3 gpus using nn.dataparallel is much slower than 1gpu

Shiyu · April 7, 2017, 7:52pm

I am wondering why the nn.dataparallel which use 3 gpus is slower than a single gpu. The batch size is 50. A single gpu uses 1 minutes for a epoch, while the dataparallel uses 3 minutes for a epoch.

The way I am using dataparallel is

net = Net()
net = torch.nn.DataParallel(net, device_ids=[0, 1, 2]).cuda()

Is the way I am using dataparallel? Thanks.

jekbradbury · April 7, 2017, 8:22pm

What kind of model are you using? DataParallel is much more effective with convnets than with complex recurrent architectures.

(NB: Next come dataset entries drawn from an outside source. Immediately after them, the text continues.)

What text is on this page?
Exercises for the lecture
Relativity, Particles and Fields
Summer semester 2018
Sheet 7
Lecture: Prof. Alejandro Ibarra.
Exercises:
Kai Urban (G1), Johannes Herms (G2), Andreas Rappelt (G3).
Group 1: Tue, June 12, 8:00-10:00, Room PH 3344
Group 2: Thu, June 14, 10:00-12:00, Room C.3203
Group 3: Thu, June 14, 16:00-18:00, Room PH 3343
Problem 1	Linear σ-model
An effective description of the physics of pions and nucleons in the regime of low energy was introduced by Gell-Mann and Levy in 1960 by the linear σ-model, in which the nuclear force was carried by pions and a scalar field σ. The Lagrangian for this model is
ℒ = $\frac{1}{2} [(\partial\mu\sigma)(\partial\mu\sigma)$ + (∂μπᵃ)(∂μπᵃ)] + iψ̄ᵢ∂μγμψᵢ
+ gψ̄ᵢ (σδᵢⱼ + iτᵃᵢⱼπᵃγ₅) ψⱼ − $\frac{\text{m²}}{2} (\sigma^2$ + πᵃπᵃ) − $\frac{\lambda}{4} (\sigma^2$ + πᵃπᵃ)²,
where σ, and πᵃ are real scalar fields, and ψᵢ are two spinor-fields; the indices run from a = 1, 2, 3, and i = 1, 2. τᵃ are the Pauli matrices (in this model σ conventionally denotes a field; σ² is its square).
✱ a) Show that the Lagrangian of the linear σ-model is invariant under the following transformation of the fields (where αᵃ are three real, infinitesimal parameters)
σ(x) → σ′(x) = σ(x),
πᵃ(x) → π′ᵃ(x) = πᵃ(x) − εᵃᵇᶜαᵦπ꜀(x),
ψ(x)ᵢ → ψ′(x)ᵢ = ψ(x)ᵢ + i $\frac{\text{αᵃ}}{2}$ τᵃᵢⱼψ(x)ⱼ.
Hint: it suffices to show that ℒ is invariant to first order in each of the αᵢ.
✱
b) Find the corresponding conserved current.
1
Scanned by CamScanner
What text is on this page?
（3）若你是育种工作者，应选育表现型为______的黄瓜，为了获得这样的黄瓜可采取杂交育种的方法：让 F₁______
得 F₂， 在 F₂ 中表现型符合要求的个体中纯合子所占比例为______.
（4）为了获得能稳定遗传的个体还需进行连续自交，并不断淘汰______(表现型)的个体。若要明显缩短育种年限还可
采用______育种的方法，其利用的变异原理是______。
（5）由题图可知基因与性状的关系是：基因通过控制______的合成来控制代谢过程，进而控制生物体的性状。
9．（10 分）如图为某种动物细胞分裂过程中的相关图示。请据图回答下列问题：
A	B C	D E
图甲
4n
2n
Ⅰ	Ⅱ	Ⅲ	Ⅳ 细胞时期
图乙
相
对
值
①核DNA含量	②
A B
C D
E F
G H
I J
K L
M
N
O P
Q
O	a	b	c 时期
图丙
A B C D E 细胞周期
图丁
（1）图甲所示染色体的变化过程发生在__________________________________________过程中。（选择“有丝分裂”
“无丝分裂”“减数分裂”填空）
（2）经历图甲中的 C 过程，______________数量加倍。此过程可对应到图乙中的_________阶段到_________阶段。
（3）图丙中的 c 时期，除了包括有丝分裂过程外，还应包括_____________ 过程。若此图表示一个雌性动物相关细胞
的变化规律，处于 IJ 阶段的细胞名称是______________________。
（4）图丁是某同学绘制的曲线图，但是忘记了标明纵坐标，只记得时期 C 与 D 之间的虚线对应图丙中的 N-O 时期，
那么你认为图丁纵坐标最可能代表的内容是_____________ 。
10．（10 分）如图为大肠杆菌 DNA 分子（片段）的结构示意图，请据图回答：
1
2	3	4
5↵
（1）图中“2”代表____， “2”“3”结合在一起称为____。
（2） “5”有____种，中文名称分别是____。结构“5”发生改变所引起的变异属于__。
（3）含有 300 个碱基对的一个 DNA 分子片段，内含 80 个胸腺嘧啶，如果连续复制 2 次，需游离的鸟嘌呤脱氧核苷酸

Shiyu · April 7, 2017, 9:08pm

This is my model

class Net(nn.Module):
def init(self):
super(Net, self).init()
self.conv1 = nn.Conv2d(3, 20, 5)

    self.pool = nn.MaxPool2d(2,2)
    self.conv2 = nn.Conv2d(20, 64, 5)

    self.fc1 = nn.Linear(64*5*5, 500)

    self.fc2 = nn.Linear(500, 200)

    self.fc3 = nn.Linear(200, 10)



def num_flat_features(self, x):
    size = x.size()[1:]
    num_features = 1
    for s in size:
        num_features *= s
    return num_features

def forward(self, x):
    x = self.pool(F.relu(self.conv1(x)))
    x = self.pool(F.relu(self.conv2(x)))
    x = x.view(-1, self.num_flat_features(x))
    x = F.relu(self.fc1(x))
    x = F.relu(self.fc2(x))
    x = self.fc3(x)
    return x

smth · April 9, 2017, 3:22pm

the trade-off is to parallelize over 3 GPUs vs giving enough work. If you use batch size of 50 per GPU then you might see improvement in scaling.
The problem you have is batchsize of 50 - 3GPU = batch size of 16 / GPU. This is likely underutilizing the GPU a lot.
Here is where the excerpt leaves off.